Darzac remained silent. He didn’t lower his head, but just closed his eyes, either to hide his pain, or because he was afraid we might read some part of his terrible secret in them.
“Monsieur Darzac,” insisted Monsieur de Marquet, “can you tell me what you did in Epinay last night?”
Darzac opened his eyes. He seemed to have recovered his self-control.
“I cannot, Monsieur.”
“Think, Monsieur! For, if you persist in your strange refusal, I shall be under the painful necessity of placing you into custody.”
“I cannot tell you.”
“Then, you leave me no choice. Monsieur Robert Darzac, in the name of the law, you are under arrest!”

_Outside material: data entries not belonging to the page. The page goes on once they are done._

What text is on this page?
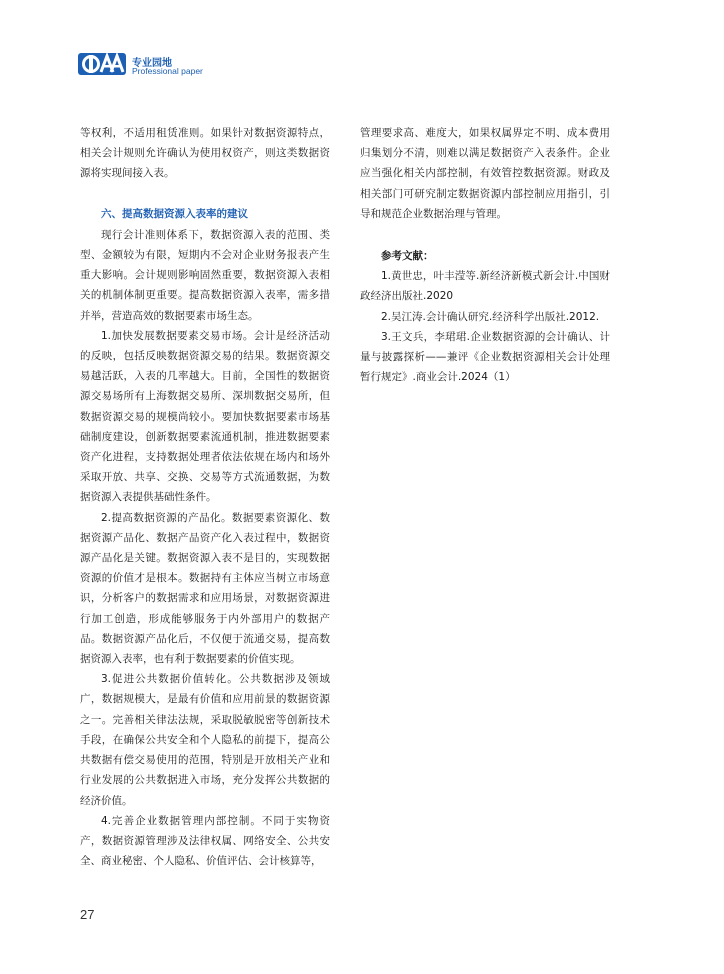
专业园地
Professional paper

等权利，不适用租赁准则。如果针对数据资源特点，相关会计规则允许确认为使用权资产，则这类数据资源将实现间接入表。

六、提高数据资源入表率的建议

现行会计准则体系下，数据资源入表的范围、类型、金额较为有限，短期内不会对企业财务报表产生重大影响。会计规则影响固然重要，数据资源入表相关的机制体制更重要。提高数据资源入表率，需多措并举，营造高效的数据要素市场生态。

1.加快发展数据要素交易市场。会计是经济活动的反映，包括反映数据资源交易的结果。数据资源交易越活跃，入表的几率越大。目前，全国性的数据资源交易场所有上海数据交易所、深圳数据交易所，但数据资源交易的规模尚较小。要加快数据要素市场基础制度建设，创新数据要素流通机制，推进数据要素资产化进程，支持数据处理者依法依规在场内和场外采取开放、共享、交换、交易等方式流通数据，为数据资源入表提供基础性条件。

2.提高数据资源的产品化。数据要素资源化、数据资源产品化、数据产品资产化入表过程中，数据资源产品化是关键。数据资源入表不是目的，实现数据资源的价值才是根本。数据持有主体应当树立市场意识，分析客户的数据需求和应用场景，对数据资源进行加工创造，形成能够服务于内外部用户的数据产品。数据资源产品化后，不仅便于流通交易，提高数据资源入表率，也有利于数据要素的价值实现。

3.促进公共数据价值转化。公共数据涉及领域广，数据规模大，是最有价值和应用前景的数据资源之一。完善相关律法法规，采取脱敏脱密等创新技术手段，在确保公共安全和个人隐私的前提下，提高公共数据有偿交易使用的范围，特别是开放相关产业和行业发展的公共数据进入市场，充分发挥公共数据的经济价值。

4.完善企业数据管理内部控制。不同于实物资产，数据资源管理涉及法律权属、网络安全、公共安全、商业秘密、个人隐私、价值评估、会计核算等，

管理要求高、难度大，如果权属界定不明、成本费用归集划分不清，则难以满足数据资产入表条件。企业应当强化相关内部控制，有效管控数据资源。财政及相关部门可研究制定数据资源内部控制应用指引，引导和规范企业数据治理与管理。

参考文献：

1.黄世忠，叶丰滢等.新经济新模式新会计.中国财政经济出版社.2020

2.吴江涛.会计确认研究.经济科学出版社.2012.

3.王文兵，李珺珺.企业数据资源的会计确认、计量与披露探析——兼评《企业数据资源相关会计处理暂行规定》.商业会计.2024（1）

27
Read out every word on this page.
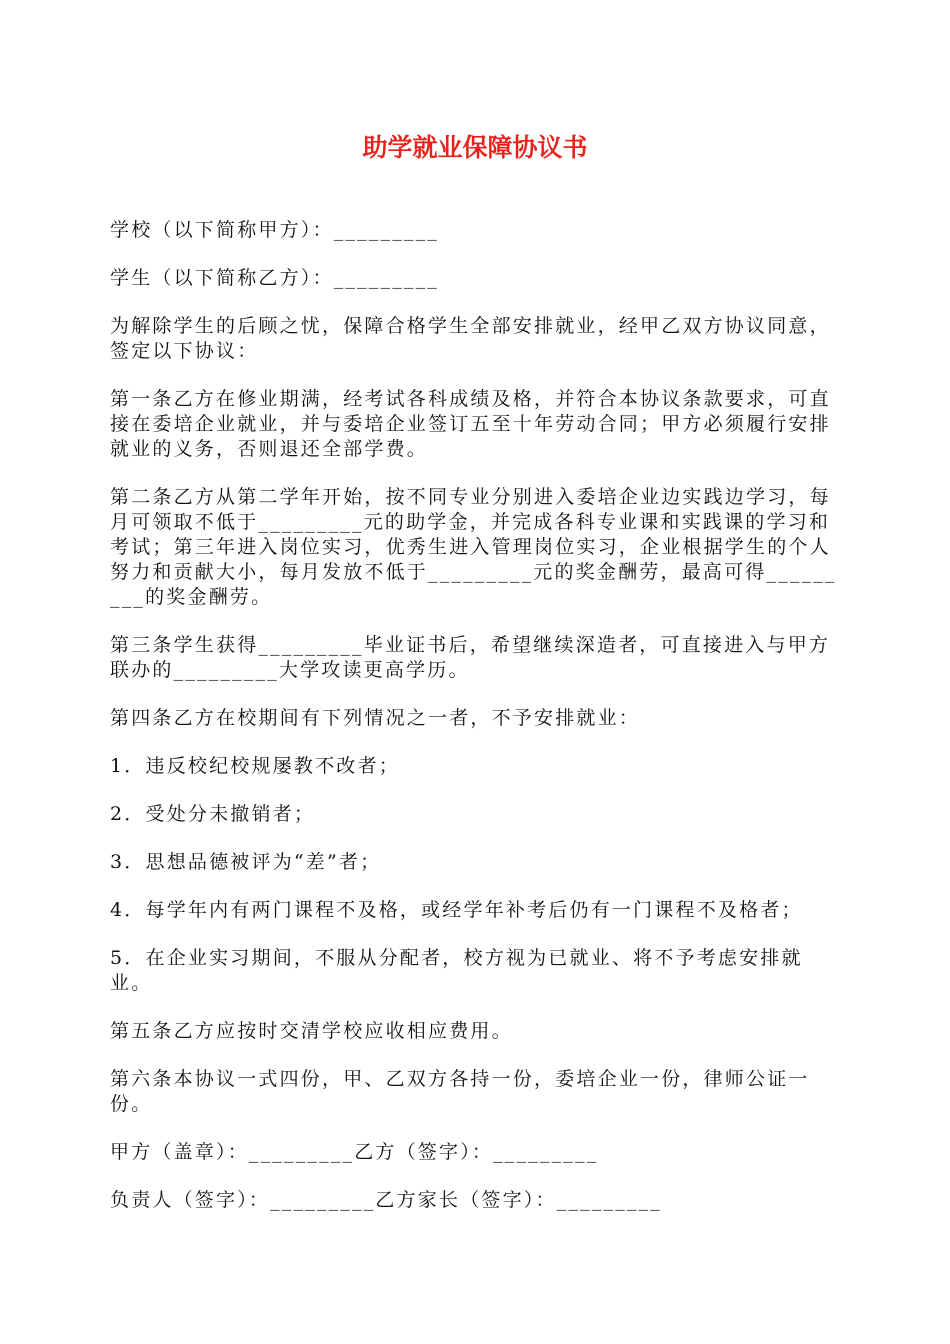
助学就业保障协议书

学校（以下简称甲方）：_________

学生（以下简称乙方）：_________

为解除学生的后顾之忧，保障合格学生全部安排就业，经甲乙双方协议同意，签定以下协议：

第一条乙方在修业期满，经考试各科成绩及格，并符合本协议条款要求，可直接在委培企业就业，并与委培企业签订五至十年劳动合同；甲方必须履行安排就业的义务，否则退还全部学费。

第二条乙方从第二学年开始，按不同专业分别进入委培企业边实践边学习，每月可领取不低于_________元的助学金，并完成各科专业课和实践课的学习和考试；第三年进入岗位实习，优秀生进入管理岗位实习，企业根据学生的个人努力和贡献大小，每月发放不低于_________元的奖金酬劳，最高可得_________的奖金酬劳。

第三条学生获得_________毕业证书后，希望继续深造者，可直接进入与甲方联办的_________大学攻读更高学历。

第四条乙方在校期间有下列情况之一者，不予安排就业：

1．违反校纪校规屡教不改者；

2．受处分未撤销者；

3．思想品德被评为“差”者；

4．每学年内有两门课程不及格，或经学年补考后仍有一门课程不及格者；

5．在企业实习期间，不服从分配者，校方视为已就业、将不予考虑安排就业。

第五条乙方应按时交清学校应收相应费用。

第六条本协议一式四份，甲、乙双方各持一份，委培企业一份，律师公证一份。

甲方（盖章）：_________乙方（签字）：_________

负责人（签字）：_________乙方家长（签字）：_________
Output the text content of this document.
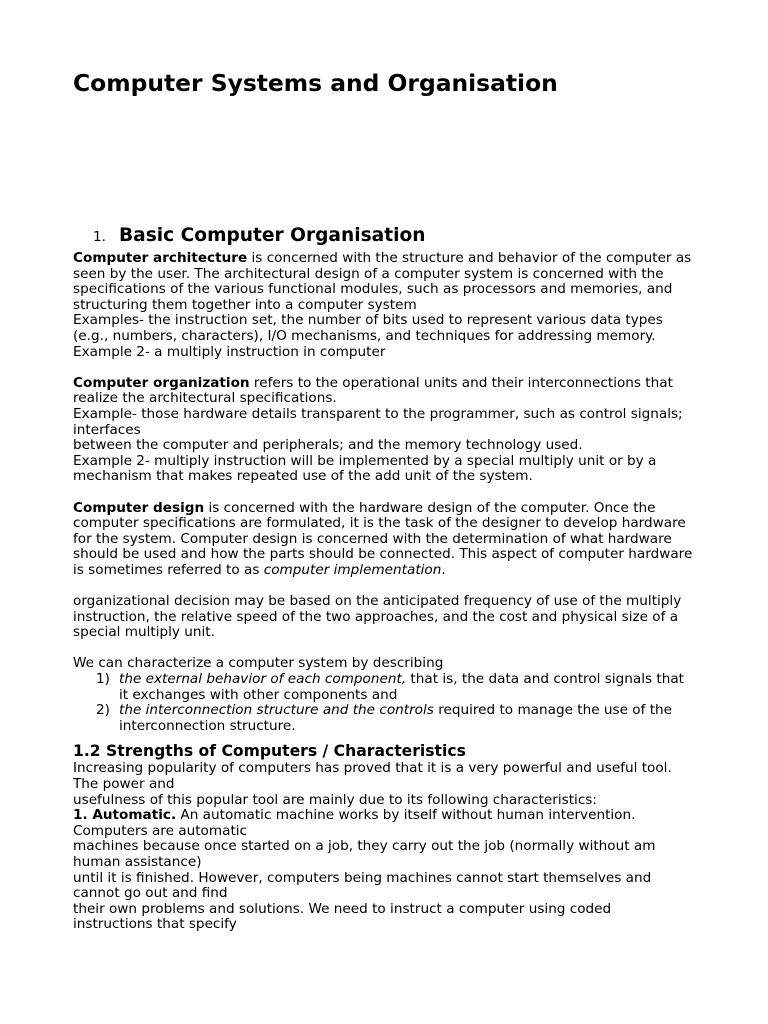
Computer Systems and Organisation
1. Basic Computer Organisation

Computer architecture is concerned with the structure and behavior of the computer as seen by the user. The architectural design of a computer system is concerned with the specifications of the various functional modules, such as processors and memories, and structuring them together into a computer system

Examples- the instruction set, the number of bits used to represent various data types (e.g., numbers, characters), I/O mechanisms, and techniques for addressing memory.

Example 2- a multiply instruction in computer

Computer organization refers to the operational units and their interconnections that realize the architectural specifications.

Example- those hardware details transparent to the programmer, such as control signals; interfaces

between the computer and peripherals; and the memory technology used.

Example 2- multiply instruction will be implemented by a special multiply unit or by a mechanism that makes repeated use of the add unit of the system.

Computer design is concerned with the hardware design of the computer. Once the computer specifications are formulated, it is the task of the designer to develop hardware for the system. Computer design is concerned with the determination of what hardware should be used and how the parts should be connected. This aspect of computer hardware is sometimes referred to as computer implementation.

organizational decision may be based on the anticipated frequency of use of the multiply instruction, the relative speed of the two approaches, and the cost and physical size of a special multiply unit.

We can characterize a computer system by describing

1) the external behavior of each component, that is, the data and control signals that it exchanges with other components and
2) the interconnection structure and the controls required to manage the use of the interconnection structure.
1.2 Strengths of Computers / Characteristics

Increasing popularity of computers has proved that it is a very powerful and useful tool. The power and

usefulness of this popular tool are mainly due to its following characteristics:

1. Automatic. An automatic machine works by itself without human intervention. Computers are automatic

machines because once started on a job, they carry out the job (normally without am human assistance)

until it is finished. However, computers being machines cannot start themselves and cannot go out and find

their own problems and solutions. We need to instruct a computer using coded instructions that specify
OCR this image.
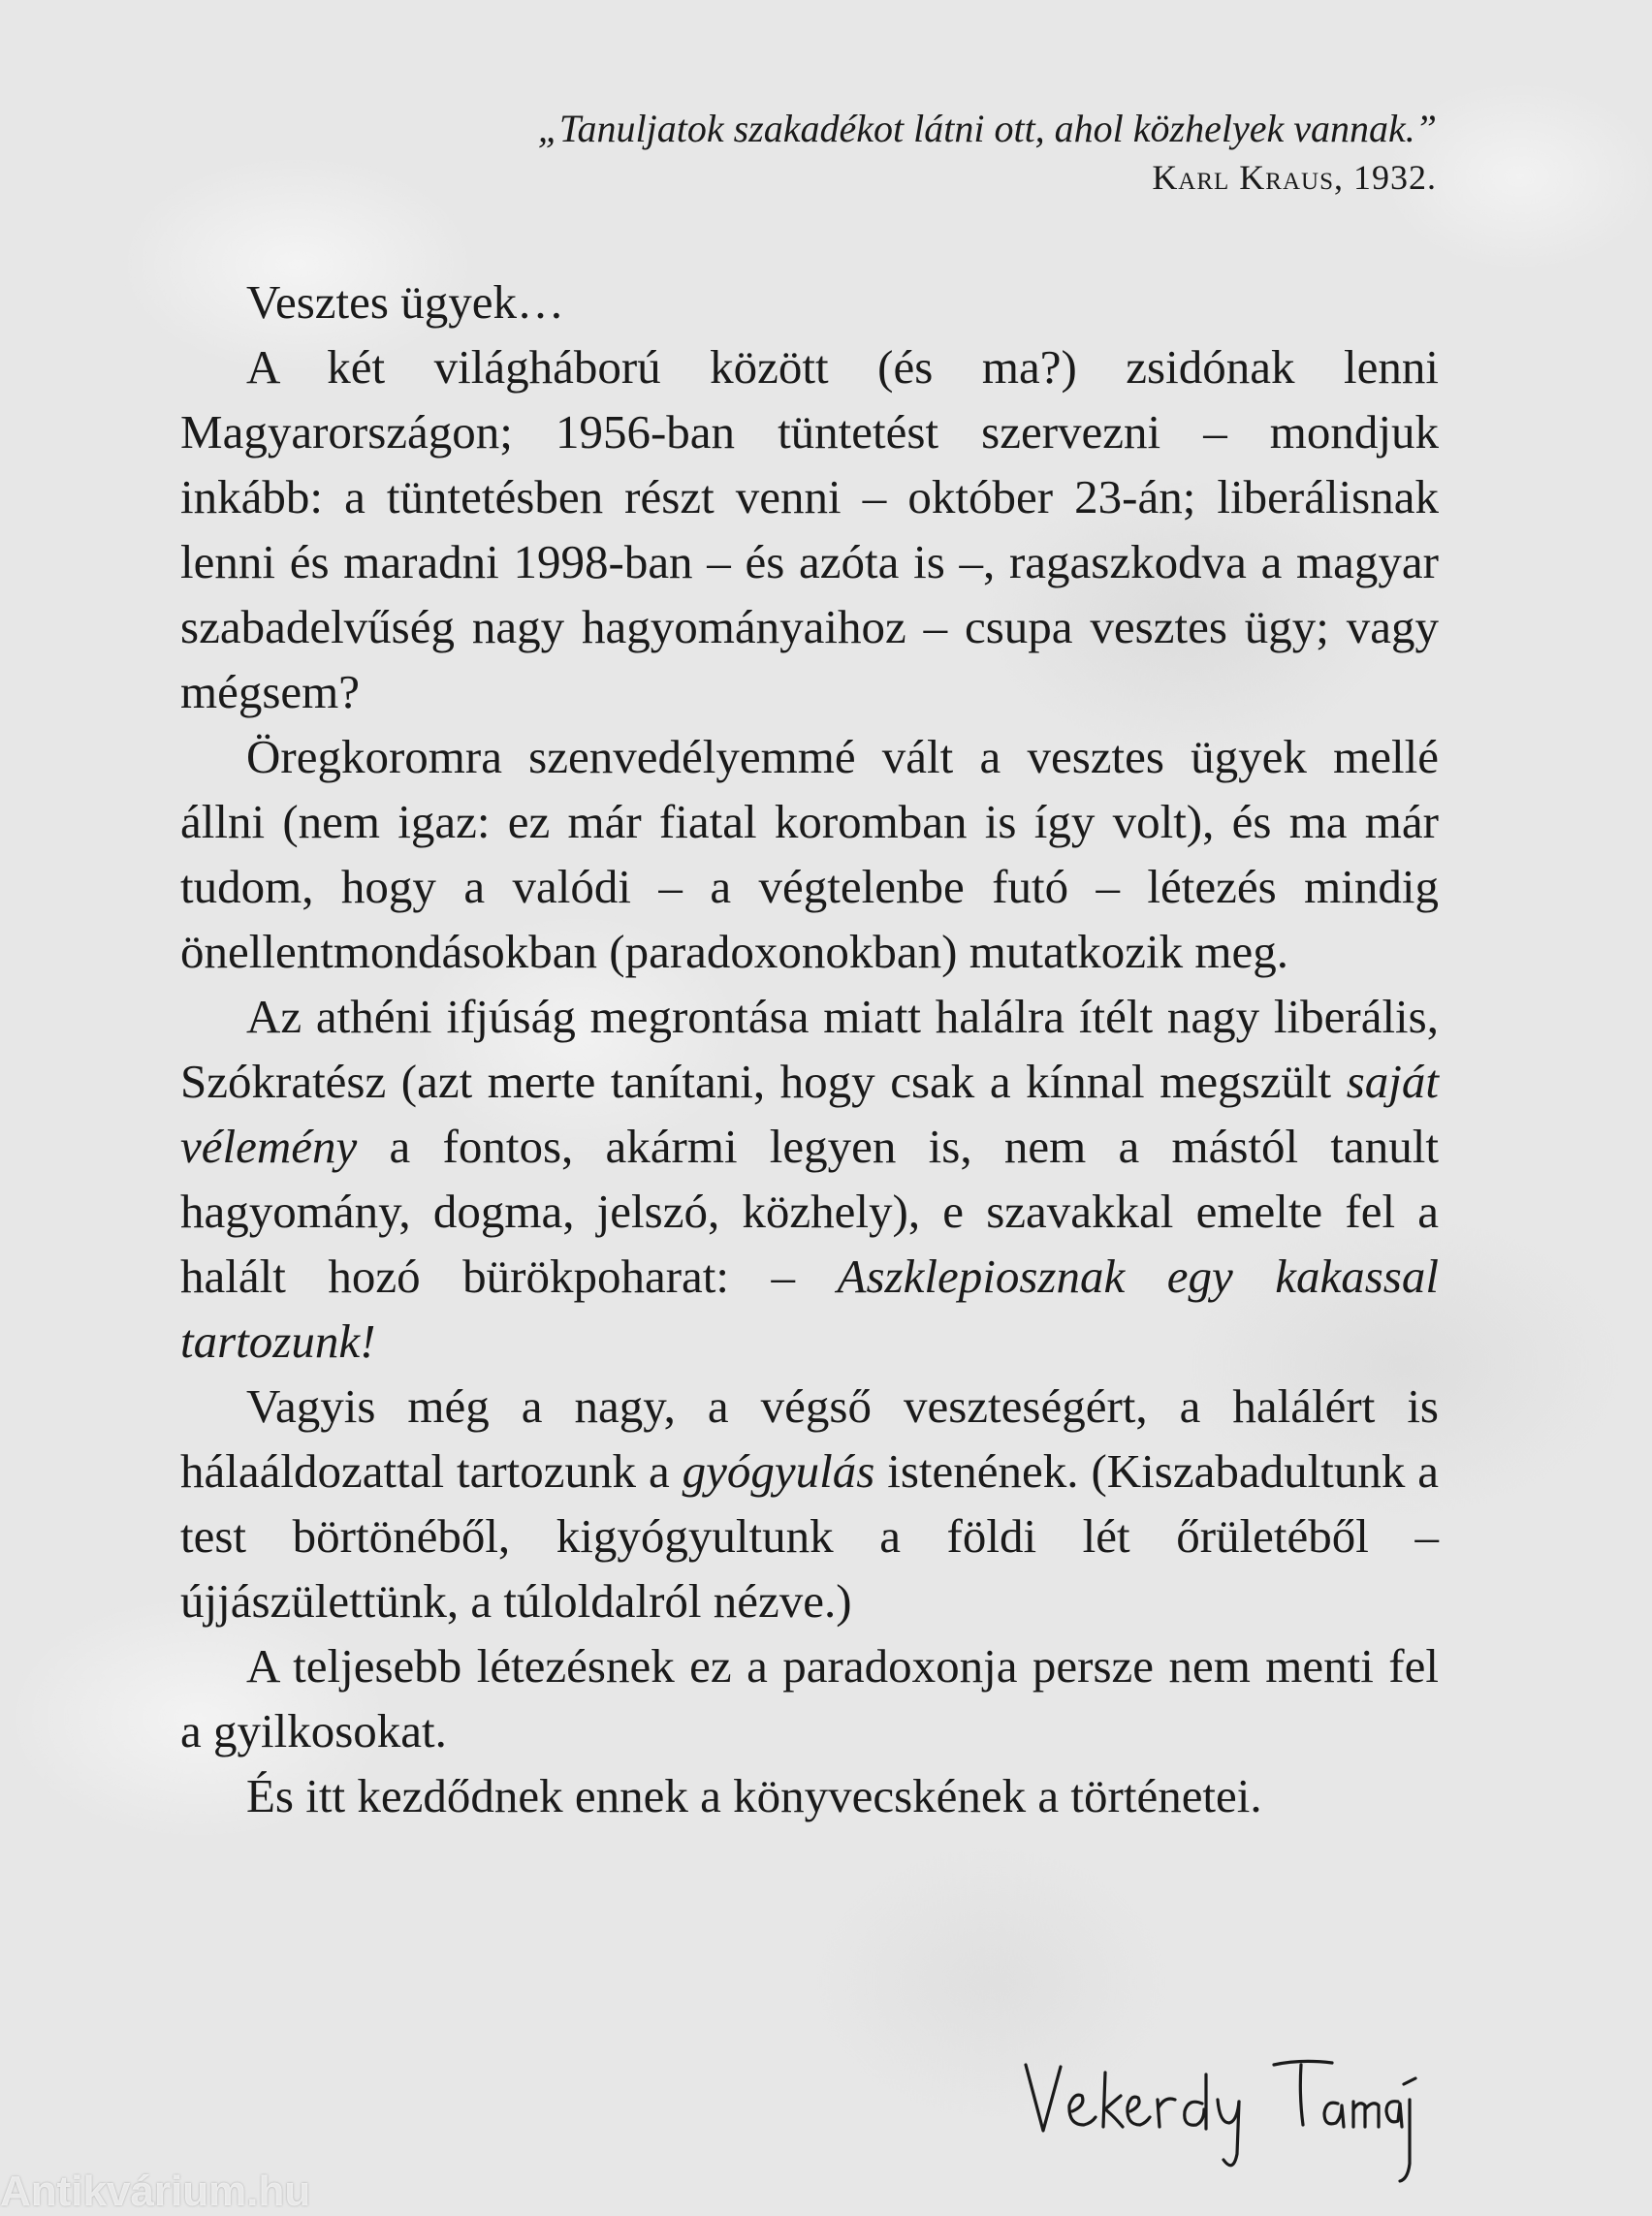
„Tanuljatok szakadékot látni ott, ahol közhelyek vannak.”
Karl Kraus, 1932.

Vesztes ügyek…

A két világháború között (és ma?) zsidónak lenni Magyarországon; 1956-ban tüntetést szervezni – mondjuk inkább: a tüntetésben részt venni – október 23-án; liberálisnak lenni és maradni 1998-ban – és azóta is –, ragaszkodva a magyar szabadelvűség nagy hagyományaihoz – csupa vesztes ügy; vagy mégsem?

Öregkoromra szenvedélyemmé vált a vesztes ügyek mellé állni (nem igaz: ez már fiatal koromban is így volt), és ma már tudom, hogy a valódi – a végtelenbe futó – létezés mindig önellentmondásokban (paradoxonokban) mutatkozik meg.

Az athéni ifjúság megrontása miatt halálra ítélt nagy liberális, Szókratész (azt merte tanítani, hogy csak a kínnal megszült saját vélemény a fontos, akármi legyen is, nem a mástól tanult hagyomány, dogma, jelszó, közhely), e szavakkal emelte fel a halált hozó bürökpoharat: – Aszklepiosznak egy kakassal tartozunk!

Vagyis még a nagy, a végső veszteségért, a halálért is hálaáldozattal tartozunk a gyógyulás istenének. (Kiszabadultunk a test börtönéből, kigyógyultunk a földi lét őrületéből – újjászülettünk, a túloldalról nézve.)

A teljesebb létezésnek ez a paradoxonja persze nem menti fel a gyilkosokat.

És itt kezdődnek ennek a könyvecskének a történetei.

Antikvárium.hu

No sooner had the Investigating Magistrate uttered those words that I saw Rouletabille move quickly towards Darzac. He was almost certainly going to say something, but Darzac, with a sharp gesture, ordered him to remain silent. As the gendarme approached his prisoner, we heard a despairing cry from the bedroom:
“Robert! Robert!”
We recognized Mademoiselle Stangerson’s voice and the sheer pain in it made us all shudder. Larsan himself turned pale. Darzac, in response to her cry, rushed back into the bedroom.
The Magistrate, the gendarme, and Larsan followed him. Rouletabille and I remained on the threshold. We witnessed a heart-wrenching scene. Mademoiselle Stangerson, her face deathly pale, had risen on her bed, despite the efforts of the two doctors and her father who had tried to restrain her. She was holding out her trembling arms towards Darzac, whom Larsan and the gendarme had grabbed. Her eyes were wide open and she saw—worse, she understood—what was happening. Her mouth seemed to form a word, a single word which expired on her lips and which nobody heard… Then, she collapsed and fell back unconscious.